IT'S not every fledgling tech company that gets name-checked by Bono. Twice. In a recent Hotpress interview he praises "the wealth of technological geniuses that we have here. People like the Intune Networks -- there's two young PhD students who could change the world, literally". He bigged them up again on Today FM.
The two "geniuses" are John Dunne and Tom Farrell, who started Intune as a campus company in 1999 as young UCD research boffins. They've come a long way.
At a launch party for Intune's game-changing new product line, Verisma, which went commercial last week, high-flying investors and supporters mill around. Bono's brother, Norman Hewson, pops in, Google and Bebo investor, Balderton's Barry Maloney, is there, and goldmining legend Sam Jonah, also an investor, is there.

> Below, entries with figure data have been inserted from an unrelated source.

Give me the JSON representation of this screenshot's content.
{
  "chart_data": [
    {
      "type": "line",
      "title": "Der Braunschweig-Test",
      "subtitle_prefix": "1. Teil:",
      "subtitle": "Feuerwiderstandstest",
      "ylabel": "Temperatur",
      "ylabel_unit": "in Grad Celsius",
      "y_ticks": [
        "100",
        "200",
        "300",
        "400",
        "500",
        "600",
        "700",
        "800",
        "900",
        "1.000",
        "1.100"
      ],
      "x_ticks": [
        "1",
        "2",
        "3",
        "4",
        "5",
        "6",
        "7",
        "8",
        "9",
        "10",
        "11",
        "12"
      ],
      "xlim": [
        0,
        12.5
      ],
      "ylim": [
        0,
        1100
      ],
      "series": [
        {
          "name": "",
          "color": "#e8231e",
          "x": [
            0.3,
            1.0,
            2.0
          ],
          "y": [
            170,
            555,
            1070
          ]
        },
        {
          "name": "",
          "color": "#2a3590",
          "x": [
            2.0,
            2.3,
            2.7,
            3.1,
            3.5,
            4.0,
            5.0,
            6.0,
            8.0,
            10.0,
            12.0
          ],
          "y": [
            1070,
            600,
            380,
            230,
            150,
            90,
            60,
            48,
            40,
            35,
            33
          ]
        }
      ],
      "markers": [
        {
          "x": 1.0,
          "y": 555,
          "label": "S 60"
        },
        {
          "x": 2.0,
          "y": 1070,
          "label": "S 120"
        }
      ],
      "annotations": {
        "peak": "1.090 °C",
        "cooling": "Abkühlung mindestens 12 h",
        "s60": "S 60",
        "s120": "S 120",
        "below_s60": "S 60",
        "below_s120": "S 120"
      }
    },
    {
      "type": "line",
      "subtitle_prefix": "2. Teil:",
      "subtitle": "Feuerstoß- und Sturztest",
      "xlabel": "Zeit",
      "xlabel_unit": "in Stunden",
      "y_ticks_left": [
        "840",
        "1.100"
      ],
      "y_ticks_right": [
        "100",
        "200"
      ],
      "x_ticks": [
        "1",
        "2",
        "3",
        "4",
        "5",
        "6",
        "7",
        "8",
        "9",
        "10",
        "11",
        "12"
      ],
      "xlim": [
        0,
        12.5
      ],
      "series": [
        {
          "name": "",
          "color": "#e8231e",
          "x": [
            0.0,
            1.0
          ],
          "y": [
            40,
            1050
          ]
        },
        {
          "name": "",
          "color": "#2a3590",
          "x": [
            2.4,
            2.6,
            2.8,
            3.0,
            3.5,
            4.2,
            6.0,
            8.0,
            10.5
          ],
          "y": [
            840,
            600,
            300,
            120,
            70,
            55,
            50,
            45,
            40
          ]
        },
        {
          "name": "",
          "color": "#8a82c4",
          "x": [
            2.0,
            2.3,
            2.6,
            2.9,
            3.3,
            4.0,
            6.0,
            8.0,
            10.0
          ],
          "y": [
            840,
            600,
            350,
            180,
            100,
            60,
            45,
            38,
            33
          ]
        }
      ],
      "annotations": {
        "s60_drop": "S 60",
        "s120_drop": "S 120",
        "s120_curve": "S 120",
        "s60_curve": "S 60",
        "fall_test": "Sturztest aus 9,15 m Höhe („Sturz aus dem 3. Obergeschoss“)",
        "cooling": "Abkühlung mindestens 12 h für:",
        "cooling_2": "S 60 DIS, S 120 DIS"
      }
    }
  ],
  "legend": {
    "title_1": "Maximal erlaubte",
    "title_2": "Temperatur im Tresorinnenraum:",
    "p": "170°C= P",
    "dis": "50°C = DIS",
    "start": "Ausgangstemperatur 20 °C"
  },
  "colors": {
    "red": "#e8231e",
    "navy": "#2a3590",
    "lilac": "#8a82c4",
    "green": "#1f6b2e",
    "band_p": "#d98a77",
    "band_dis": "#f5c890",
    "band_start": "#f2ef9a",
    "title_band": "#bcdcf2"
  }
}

There's no sign of Dermot Desmond, or anyone from Twitter investor Spark Capital or Acorn Computer pioneer Hermann Hauser's Amadeus Capital, but they're all Intune backers.
To give a context to Verisma's potential: just as early computers filled entire rooms and were shrink-rayed down to tablet size, Verisma compacts down miles of fibreoptic cable and thousands of silicon chips, into something the size of a small fridge. This unprepossessing-looking grey box of switches and cables stands in the launch party room at the Gibson Hotel, as trays of wine and canapés fly by all around.
Take say, the Olympics 2012. There'll be a storm of internet TV watching, YouTubing, tweeting, mobile video and digital image sending: a gigantic data-gobbling power surge over 15 days. Verisma can wing these massive amounts of data to where it needs to go, way faster -- about 80 per cent faster -- than existing broadband. It's all done with different coloured lasers, or Optical Burst technology.
The target customers are the telco giants: O2, Vodafone, BT et al, "The guys," says CEO Tim Fritzley, "who run the biggest networks in the world, that operate in the biggest cities and areas where fibre networks are just bursting at the seams."
After the science comes the selling. This is where seasoned Silicon Valley pro Fritzley comes into his own.
Lured here five years ago by Dunne and Farrell, he's become progressively paler but retains his white-toothed Californian smile and boundless enthusiasm.
Fritzley was sales VP at Microsoft TV. "With Microsoft I travelled the world, and I could see that the networks were going to collapse under all of this video that was coming along in 2003-2005 when social networking and YouTube hit. They are going to have to completely transition -- new architecture, new technology, new software.
"I just felt that John and Tom's was the right technology. What really attracted me to them was that they'd done a phenomenal job on patenting all their intellectual property."
The likes of multi-billion-dollar revenued Cisco are now playing catch-up and Fritzley says Intune is five years ahead of the posse.
He has built up a sales team with "fantastic" contacts. "If you're a start-up, you can't depend on another equipment vendor like an Ericsson or an Alcatel or a Cisco to represent you at early stage -- their goal is to burn you out of cash so that they can buy the technology cheap.
"With your own sales force, you go after their customers, then you get traction and the big guys think 'we better partner with them before somebody else does'. It's a balance of fear and greed." A global distribution agreement has just been inked with one large equipment vendor and another is close to signing.
Would Alcatel-Lucent or Cisco not just save themselves the trouble and buy Intune out? "They will always look at that," says Fritzley, "but we don't want to sell early, we want to create this very valuable company. We would love nothing more than to go all the way through to IPO, so we're in no rush to sell.
Meanwhile, Intune is gearing for profitability. "We're not cashflow positive yet, but we are in revenue. We did about €10m last year, we hope to do €26m this year, in 2012 we're looking to do about €100m and we'll go up to €200m-€300m after that. We are targeting that for 2012 we're cashflow positive."
As well as selling Verisma, Fritzley is drumming up more money. "We're just doing our series C round right now, targeting €30m-plus for this round. I would hope to raise more than that." Intune is currently funded at €49m.
Fritzley didn't expect to be here this long. "In a few more months I qualify for permanent residency!" But he's certain the Californian sunshine deprivation will be worth it.